Somewhere in Sheffield, 1970. Cobbles, chocolate brown and algae green emulsion, Farinas, street games, gas destructor street lights, housing clearences, foggy Kodachrome air. I wouldn't swap now for then, but I'd love to go back there for a days wandering. I'm going to Australia for a while - I'll tell you about it sometime. Bye!

Tales of Old Piccadilly

So I think I can just waltz back after two months without a bye or leave? Well, yes, otherwise I wouldn't have done it. I've been spending a lot of time messing around with Audacity software trying to put together a mix for the website, but all I managed was to produce a thunderously echoing version of the theme tune to 'Terry and June' and get told off by Mrs BC. Anyway, there's some stuff going on in London at the moment, and there was some stuff going on there in 1974 as well.
The main thing going on must have been the premiere of 'Klansman', a moving documentary about Richard Burton's struggle to maintain a Southern American accent. The cinema is the London Pavillion, now part of the Trocadero centre (yuck). Props to the flamboyant gentleman reclining in the foreground. Life is sweet when you're carryng a brolly you don't need.
Another view of some ace seventies signage. It's good to see a Wimpy again, with the Apollo Cinema buried at street-level. I was going to discuss the street furniture but I reckon these guys would beat my ass with a stripey-poled Mellor, so it's best to just leave it.
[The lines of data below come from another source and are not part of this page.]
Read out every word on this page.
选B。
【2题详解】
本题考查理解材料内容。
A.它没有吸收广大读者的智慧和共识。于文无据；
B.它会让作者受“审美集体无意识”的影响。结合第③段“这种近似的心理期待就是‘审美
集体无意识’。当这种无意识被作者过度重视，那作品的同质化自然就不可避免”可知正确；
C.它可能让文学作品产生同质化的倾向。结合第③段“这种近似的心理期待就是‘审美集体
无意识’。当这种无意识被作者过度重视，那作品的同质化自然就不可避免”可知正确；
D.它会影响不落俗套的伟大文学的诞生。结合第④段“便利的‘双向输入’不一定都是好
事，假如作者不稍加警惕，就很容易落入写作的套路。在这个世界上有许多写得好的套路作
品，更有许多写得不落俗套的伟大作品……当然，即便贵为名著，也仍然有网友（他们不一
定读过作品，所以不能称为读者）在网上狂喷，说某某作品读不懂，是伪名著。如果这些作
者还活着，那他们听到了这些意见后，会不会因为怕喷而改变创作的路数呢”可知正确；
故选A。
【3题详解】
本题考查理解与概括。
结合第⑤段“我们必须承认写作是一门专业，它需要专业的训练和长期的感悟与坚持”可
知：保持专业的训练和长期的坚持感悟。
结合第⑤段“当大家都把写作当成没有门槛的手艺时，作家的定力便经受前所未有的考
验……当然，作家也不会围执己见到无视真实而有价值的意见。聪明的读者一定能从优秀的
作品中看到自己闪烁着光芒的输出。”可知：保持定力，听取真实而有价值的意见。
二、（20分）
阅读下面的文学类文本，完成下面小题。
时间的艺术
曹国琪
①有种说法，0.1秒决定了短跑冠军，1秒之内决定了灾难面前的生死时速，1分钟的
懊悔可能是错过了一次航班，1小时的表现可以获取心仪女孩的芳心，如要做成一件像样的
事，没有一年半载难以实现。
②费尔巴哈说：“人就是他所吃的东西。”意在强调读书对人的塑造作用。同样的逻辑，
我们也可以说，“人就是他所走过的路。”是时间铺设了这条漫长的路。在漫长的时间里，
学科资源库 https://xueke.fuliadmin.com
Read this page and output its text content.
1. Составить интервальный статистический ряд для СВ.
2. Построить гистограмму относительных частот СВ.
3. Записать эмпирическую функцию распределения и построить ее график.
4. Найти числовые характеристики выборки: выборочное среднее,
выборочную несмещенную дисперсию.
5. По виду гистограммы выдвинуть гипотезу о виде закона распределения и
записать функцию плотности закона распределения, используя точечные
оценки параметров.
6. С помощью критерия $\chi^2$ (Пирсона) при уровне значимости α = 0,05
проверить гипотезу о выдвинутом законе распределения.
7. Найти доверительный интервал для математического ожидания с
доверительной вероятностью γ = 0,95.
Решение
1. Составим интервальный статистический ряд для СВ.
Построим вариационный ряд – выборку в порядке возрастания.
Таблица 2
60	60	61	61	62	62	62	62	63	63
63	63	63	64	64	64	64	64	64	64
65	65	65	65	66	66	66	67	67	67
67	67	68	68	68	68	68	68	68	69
I'll console myself with the appearence of May Pang in the foreground, probably having a lost weekend of her own down the 'dilly. I'm off to peruse the SABRE forum.

Monday 21 May 2012

The Peak of Mathematics

Everybody loves maths don't they? The sheer naked panic of just not getting it as a child? The embarassed, snorting bluster when someone asks you "Go on then, what are seven eights?" Well lets hope this post brings back those long-buried feelings of childhood inadequacy, as we enter the world of Nelson's Peak Mathematics 1 (Alan Bridgehouse, David Godber and Peter Patilla 1981). The art design is by Sharon Lovett and Michael Kaufmann, and the snaps are by Chris Ridgers (the South African Chris Rodgers), Dawson Strange (yes!) and Janine Wiedel.
Perhaps the panda represents the advances the ancient Chinese made in the field of mathematics: perhaps the entwining of the branches is a visual pun on the pyramid logo in the top left. Whatever - it's a panda up a tree and it's time to open your exercise book.
Typical - you wait ages and then nine turn... sorry.
Some great snack action here. Old school white Smarties and a Toblerone, washed down with a tin of Humbrol enamel paint.
No Rola Cola or Top Deck to feed the fantasies of cheap nostalgists here - we're showing the kids Coke and that's that. If I was Mary I'd just pick up the shades and the cool, swimming frog.
The spirit of dark and lonely ice cream vans.
Don't bother asking John - it's marbles all the way. Those long, early spring afternoons on the tarmac have marked me indelibly (especially around the knee area). That's it - I'm off to revise graphs and recite 'Got, got, need, need ..' over a Panini Football 85. Bye!